Das wichtigste Hilfsmittel ist neben der Kamera ein stabiles Stativ. Im Zusammenhang mit einem Drahtauslöser erzielt man die besten Ergebnisse bezgl der Schärfe. Man muß darauf achten, im Schnee einen guten Stand für das Stativ zu finden, sonst sinkt es während der Belichtung langsam ein. Ich hatte zwei verschiedene Objektive im Einsatz – ein 2.8/28-75 mm und ein 4.0/17-40 mm, je nachdem, wieviel Vordergrund ich in die Aufnahme mit reinbringen wollte und wie weit sich das Nordlicht über das Himmelszelt erstreckte. Es ist von Vorteil, ein lichtstarkes Objektiv zu benutzen, weil eine weitgeöffnete Blende mehr Sterne abbildet oder geringere ISO-Zahlen zulässt, und somit auch weniger Rauschen. Eine kleine Taschenlampe ermöglicht es, den Fokus des Objektivs zu kontrollieren. Den Autofokus stellt man ab, weil das Licht nicht ausreicht, um exakt zu fokussieren. Man sollte dabei genau darauf achten, nicht über die Unendlich-Markierung hinaus zu fokussieren, sonst wird die Aufnahme vollständig unscharf.
Kameraeinstellungen
War das Nordlicht sehr aktiv, belichtete ich durch Anpassung der ISO von 500-1250 im Bereich von 6-20 Sekunden, bei offener Blende (2,8 oder 4, je nach Objektiv). Je nach Kamera muss man bei Belichtungszeiten von bis zu 30 Sekunden noch nicht in den B-Modus gehen, sondern kann mit Hilfe der Zeitautomatik belichten. Dabei hatte ich meist die Belichtungskorrektur auf plus 0,3 – 0,7. War das Nordlicht einmal schwächer und war weniger Bewegung drin, belichtete ich auch bis zu 2 Minuten. Bei Belichtungszeiten von länger als 30 Sekunden kann es aber passieren, dass das Nordlicht wegen seiner Bewegung verwischt und überbelichtet wird. Auch werden die Sterne durch die Erddrehung als kurze Striche abgebildet, was eher irritiert als schön anzusehen ist. (es sei denn, die Striche sind richtig lang, so ab 15 Minuten Belichtungszeit, was im Zusammenhang mit Nordlicht nicht viel Sinn macht).

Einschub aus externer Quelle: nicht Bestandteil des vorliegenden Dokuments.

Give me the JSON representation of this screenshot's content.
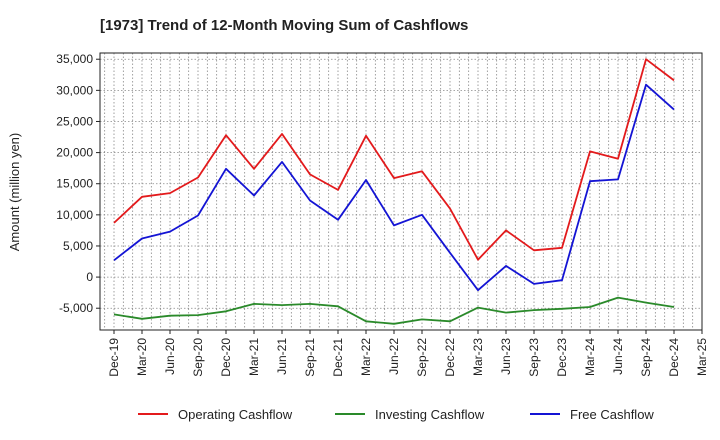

Nordlichtfotografie und Ortschaften mit grellen Lichtern
Zu Problemen kann es auch kommen, wenn Ortschaften mit abgebildet werden. Ich habe in diesem Fall Belichtungsreihen gemacht, bis zu minus 2 Blenden belichtet und die Bilder dann zusammengesetzt. Das Nordlicht bekommt eine kürzere Belichtungszeit als die angestrahlte Ortschaft. Inwieweit das mit HDR umzusetzen ist, kann ich nicht sagen, denn ich habe mich mit dem Thema noch nicht intensiv beschäftigt. Die Automatiken in Photoshop versagten bisher bei meinen Fotos.
Bildoptimierung der Nordlicht RAW Daten
Bei der Bearbeitung der RAW-Formate kann man die Vignettierung, die bei Weitwinkelaufnahmen und bei offener Blende vorkommt, herausrechnen. Man hat einen guten Einfluß auf die Farbtemperatur und kann bei einigen RAW-Konvertern auch direkt das Bild entrauschen.

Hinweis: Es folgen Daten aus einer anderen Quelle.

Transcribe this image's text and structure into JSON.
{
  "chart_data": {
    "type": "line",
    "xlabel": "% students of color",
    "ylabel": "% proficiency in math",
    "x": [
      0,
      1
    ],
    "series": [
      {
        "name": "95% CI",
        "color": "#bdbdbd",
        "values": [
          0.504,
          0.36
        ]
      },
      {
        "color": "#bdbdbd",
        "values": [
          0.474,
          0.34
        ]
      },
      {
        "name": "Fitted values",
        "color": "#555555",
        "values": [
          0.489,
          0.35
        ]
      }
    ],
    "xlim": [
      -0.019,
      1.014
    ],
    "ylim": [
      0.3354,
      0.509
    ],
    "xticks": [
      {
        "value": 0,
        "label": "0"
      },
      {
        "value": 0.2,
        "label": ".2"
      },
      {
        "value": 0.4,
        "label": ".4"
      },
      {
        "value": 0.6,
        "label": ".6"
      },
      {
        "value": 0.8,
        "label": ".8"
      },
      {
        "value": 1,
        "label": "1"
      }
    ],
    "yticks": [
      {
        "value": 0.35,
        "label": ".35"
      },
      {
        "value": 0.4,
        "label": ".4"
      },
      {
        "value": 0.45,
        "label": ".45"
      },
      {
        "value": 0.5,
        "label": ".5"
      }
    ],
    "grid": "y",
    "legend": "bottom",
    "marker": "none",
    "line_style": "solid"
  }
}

Meiner Erfahrung nach wirken die Nordlichtaufnahmen am besten in einer Überblendshow mit Musik. Aus ca.10-20 sequentiellen Aufnahmen, vom gleichen Standort aus gemacht, zeigte die Überblendung fast exakt den Flackereffekt des tanzenden Nordlichts, wie er in natura vorkommt.
Nordlichtvorhersage
Natürlich gehört auch etwas Glück dazu, Nordlichter zu erleben. Im Internet gibt es Nordlichtvorhersagen, zudem muss das Wetter mitspielen, sonst spielt sich das Geschehen für uns unsichtbar hinter den Wolken ab. Wir hatten auf dieser Reise sehr großes Glück und verbrachten einige Nächte fotografierend und staunend unter freiem Himmel, tagsüber faszinierte und beschäftigte mich die Schneelandsaft und die Geschäftigkeit der Fischer. So kam ich auch bei dieser Winterreise zu dem Schluss:
An Schlaf ist in dieser Jahreszeit nicht zu denken.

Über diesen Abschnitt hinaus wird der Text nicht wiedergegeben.